Alas, he was absolutely right. I planted probably fifty seeds. Most of them came up! And then all but three inexplicably shriveled.

Not one to lose hope (apparently, despite the veritable flood of evidence that I really probably should), I planted a second round of seeds. Most of this second round didn’t even bother sprouting. “What’s the point?” I imagine they asked themselves, already resigned to their fate.

But between the few seedlings I managed not to exterminate and the plants I bought at Horrocks, we had enough to plant a small garden this year (see stubbornness, n.). We vanquished the giant weeds eating our backyard and put in the new plants, ever-so-gently tucking them in with the rich garden soil. I sneak over and check on them every day when I get home from work (the sneaking so that they don’t become frightened; we’ve established that I have something of a reputation among plants, after all).

Less than half of the garden has died two weeks after we planted it: victory.

Most of the plants look decidedly bigger than they did two weeks ago. If nothing else, I can delude myself into thinking that the remaining others are growing at least a little: super victory.

One of my tomato plants has an actual tiny tomato on it: it is as if I myself formed the tiny tomato.

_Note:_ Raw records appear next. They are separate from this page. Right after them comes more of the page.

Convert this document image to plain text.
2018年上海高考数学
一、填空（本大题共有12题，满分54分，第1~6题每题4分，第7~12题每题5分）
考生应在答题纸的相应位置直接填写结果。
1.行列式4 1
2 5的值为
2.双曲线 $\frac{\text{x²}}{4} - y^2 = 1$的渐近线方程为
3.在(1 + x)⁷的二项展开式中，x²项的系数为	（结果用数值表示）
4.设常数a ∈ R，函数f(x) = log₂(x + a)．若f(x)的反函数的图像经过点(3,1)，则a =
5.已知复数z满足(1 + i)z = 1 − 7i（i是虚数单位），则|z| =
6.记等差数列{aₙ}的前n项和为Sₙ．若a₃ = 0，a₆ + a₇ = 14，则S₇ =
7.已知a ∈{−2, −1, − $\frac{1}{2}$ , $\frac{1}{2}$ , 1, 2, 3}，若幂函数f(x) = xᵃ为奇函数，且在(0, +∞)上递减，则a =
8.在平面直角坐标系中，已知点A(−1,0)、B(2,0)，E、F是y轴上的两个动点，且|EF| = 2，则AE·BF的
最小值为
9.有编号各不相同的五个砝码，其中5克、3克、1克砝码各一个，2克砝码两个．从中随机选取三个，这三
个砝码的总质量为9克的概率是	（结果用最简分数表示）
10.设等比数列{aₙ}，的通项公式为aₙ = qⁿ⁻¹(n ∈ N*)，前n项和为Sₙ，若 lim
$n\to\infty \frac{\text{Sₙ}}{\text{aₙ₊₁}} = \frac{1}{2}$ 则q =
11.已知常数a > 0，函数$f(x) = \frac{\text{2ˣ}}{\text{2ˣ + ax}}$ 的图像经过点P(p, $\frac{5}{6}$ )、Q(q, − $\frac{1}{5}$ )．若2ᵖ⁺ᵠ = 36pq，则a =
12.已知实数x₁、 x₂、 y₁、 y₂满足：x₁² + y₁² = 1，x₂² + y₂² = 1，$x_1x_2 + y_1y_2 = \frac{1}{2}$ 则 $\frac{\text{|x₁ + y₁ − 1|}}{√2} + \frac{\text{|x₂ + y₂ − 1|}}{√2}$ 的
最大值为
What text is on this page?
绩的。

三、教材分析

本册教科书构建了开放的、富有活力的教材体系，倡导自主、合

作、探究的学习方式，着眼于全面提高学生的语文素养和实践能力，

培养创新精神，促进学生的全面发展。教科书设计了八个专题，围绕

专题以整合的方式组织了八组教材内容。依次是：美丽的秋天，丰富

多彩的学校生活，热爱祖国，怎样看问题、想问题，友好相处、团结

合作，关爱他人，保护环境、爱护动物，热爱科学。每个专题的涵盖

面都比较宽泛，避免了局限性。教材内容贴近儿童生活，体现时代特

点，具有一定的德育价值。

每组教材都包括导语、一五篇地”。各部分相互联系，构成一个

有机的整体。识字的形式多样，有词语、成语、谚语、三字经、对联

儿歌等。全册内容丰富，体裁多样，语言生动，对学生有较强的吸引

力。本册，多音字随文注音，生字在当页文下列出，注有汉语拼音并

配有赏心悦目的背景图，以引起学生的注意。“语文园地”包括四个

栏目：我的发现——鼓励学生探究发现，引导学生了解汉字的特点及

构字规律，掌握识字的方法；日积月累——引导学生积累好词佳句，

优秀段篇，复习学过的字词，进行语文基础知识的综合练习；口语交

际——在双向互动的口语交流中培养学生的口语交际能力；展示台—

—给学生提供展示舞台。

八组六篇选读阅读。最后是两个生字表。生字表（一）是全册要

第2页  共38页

Maybe there’s something inherent about gardening—the smell of the earth, the literal productive nature of it, the necessity of being outside—or maybe it’s because I recognize that this is not one of my life skills, but I think I’m prouder of my garden than I am of anything else I’ve accomplished this spring.

3 Comments

  1. Amy Allen

    Oh, plants. Congratulations on your tomato. 🙂

    Reply
  2. Debra Rienstra

    I hope your plants thrive! And if not, at least you got this terrific little essay out of the attempt. Here’s what I’ve learned so far in my own efforts to grow things: amend the soil, use Miracle Grow, find the spot where the plant in question will thrive and stick with it. Give lots of verbal encouragement.

    Reply
  3. Sarina Moore

    My husband accuses me of committing herbicide on a regular basis. I counter that a plant that dies after three months is still cheaper than cut flowers every few weeks, which I do not receive from (ahem) a certain person. He has the grace to look slightly sheepish and to not mention herbicide for at least another six months.

    This strategy has worked for me for sixteen years.